The researchers, reporting in the journal Carcinogenesis, said female mice exposed to ultraviolet B (UVB) light took longer to develop skin tumors when they had access to a running wheel. They said exercise appeared to speed up the rate at which cancer cells die.
In the first part of the study,mice were exposed to ultraviolet B (UVB) three times a week for 16 weeks. Then for the next 14 weeks, in the absence of further UVB treatment, half the mice had access to running wheels while the other half did not.
All the mice in this study developed skin tumors, but exercising mice had fewer and smaller tumors, and they took an average of seven weeks to show signs of cancer, compared to an average of 3.5 weeks in the mice that took no exercise.
In the second part, mice were exposed to UVB light twice a week for 33 weeks. From the beginning of this study, half had access to a running wheel and half did not.

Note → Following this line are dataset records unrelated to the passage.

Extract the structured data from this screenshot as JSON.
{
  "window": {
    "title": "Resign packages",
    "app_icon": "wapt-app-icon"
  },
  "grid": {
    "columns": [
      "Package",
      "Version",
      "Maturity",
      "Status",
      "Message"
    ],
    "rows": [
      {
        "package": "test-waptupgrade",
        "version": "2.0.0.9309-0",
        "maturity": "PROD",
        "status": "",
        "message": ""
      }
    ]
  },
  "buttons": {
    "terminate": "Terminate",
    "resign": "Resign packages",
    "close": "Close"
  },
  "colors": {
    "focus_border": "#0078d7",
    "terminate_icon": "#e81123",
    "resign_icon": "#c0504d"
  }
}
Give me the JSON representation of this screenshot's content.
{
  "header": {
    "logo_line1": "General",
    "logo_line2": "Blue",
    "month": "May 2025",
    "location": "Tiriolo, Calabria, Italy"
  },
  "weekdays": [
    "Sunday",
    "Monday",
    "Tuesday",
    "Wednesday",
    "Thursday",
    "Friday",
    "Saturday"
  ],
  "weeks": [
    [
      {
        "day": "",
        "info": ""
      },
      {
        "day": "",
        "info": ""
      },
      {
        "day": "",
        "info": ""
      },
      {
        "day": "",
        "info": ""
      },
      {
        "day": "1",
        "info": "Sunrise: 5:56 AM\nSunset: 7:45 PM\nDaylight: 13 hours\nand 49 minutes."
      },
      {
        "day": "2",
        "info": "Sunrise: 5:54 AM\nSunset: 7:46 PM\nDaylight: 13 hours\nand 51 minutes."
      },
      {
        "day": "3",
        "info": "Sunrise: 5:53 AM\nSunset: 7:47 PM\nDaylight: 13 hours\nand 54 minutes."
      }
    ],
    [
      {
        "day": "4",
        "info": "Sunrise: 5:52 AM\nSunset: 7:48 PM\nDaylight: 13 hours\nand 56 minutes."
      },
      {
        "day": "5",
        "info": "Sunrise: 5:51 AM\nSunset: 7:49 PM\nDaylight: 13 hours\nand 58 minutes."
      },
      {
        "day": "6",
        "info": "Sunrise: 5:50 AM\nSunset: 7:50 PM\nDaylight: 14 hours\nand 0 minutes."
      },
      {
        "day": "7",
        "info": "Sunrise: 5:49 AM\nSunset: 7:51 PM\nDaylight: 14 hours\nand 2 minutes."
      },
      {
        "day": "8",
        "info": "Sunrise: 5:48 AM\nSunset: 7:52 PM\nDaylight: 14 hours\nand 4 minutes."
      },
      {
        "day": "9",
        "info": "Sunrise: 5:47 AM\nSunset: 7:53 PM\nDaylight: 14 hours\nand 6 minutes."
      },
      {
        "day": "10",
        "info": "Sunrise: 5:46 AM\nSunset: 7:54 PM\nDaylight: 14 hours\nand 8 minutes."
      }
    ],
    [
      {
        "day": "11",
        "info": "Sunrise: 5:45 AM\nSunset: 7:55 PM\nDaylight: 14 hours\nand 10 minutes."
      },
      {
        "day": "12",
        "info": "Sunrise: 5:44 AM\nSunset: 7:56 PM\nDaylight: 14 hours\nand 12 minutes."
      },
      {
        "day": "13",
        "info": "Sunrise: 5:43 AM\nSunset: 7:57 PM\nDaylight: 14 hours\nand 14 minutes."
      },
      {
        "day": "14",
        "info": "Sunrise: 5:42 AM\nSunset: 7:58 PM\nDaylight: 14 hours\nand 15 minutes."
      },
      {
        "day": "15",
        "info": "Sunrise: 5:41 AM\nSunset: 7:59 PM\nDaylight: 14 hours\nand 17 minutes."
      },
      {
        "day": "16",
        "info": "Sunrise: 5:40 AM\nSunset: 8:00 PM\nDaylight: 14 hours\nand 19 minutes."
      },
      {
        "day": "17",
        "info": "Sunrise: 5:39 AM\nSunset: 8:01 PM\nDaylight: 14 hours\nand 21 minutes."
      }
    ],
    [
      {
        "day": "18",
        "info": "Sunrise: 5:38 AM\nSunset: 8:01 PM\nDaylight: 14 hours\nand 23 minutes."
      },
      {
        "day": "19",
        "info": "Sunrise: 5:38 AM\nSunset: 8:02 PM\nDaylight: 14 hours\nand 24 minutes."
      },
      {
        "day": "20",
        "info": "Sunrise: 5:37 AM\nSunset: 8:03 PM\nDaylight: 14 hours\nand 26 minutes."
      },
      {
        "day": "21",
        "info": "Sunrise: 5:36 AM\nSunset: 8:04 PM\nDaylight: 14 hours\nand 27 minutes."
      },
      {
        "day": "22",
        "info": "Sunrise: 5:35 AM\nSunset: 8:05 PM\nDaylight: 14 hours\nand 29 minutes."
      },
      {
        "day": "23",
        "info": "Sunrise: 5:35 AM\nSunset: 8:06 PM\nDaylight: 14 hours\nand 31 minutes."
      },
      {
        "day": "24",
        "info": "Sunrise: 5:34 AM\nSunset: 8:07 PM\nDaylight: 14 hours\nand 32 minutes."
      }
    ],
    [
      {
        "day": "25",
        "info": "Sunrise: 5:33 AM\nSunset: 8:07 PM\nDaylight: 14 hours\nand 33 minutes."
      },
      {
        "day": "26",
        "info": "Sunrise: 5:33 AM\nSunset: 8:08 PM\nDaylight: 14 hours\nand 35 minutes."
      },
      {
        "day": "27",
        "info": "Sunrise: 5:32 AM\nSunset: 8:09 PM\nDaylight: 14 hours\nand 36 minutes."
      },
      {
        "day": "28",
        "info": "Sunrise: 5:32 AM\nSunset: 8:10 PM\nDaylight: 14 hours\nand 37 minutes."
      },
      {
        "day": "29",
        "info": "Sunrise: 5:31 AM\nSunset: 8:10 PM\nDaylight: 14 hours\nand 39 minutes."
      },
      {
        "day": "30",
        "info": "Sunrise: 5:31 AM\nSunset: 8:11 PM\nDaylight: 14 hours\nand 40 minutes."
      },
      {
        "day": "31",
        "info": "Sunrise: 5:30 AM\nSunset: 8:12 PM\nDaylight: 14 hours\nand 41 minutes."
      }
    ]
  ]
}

Again the exercising mice were slower to develop tumors, developed fewer tumors and those that they did develop were smaller. Analysis of samples found that exercise appeared to enhance programmed cell death (apoptosis) -- a process that removes sun-damaged cells.
"While UVB is triggering the development of tumors, exercise is counteracting the effect by stimulating the death of the developing cancer cells," said lead researcher Dr. Allan Conney. He added that the results also showed that animals with less fat developed fewer tumors.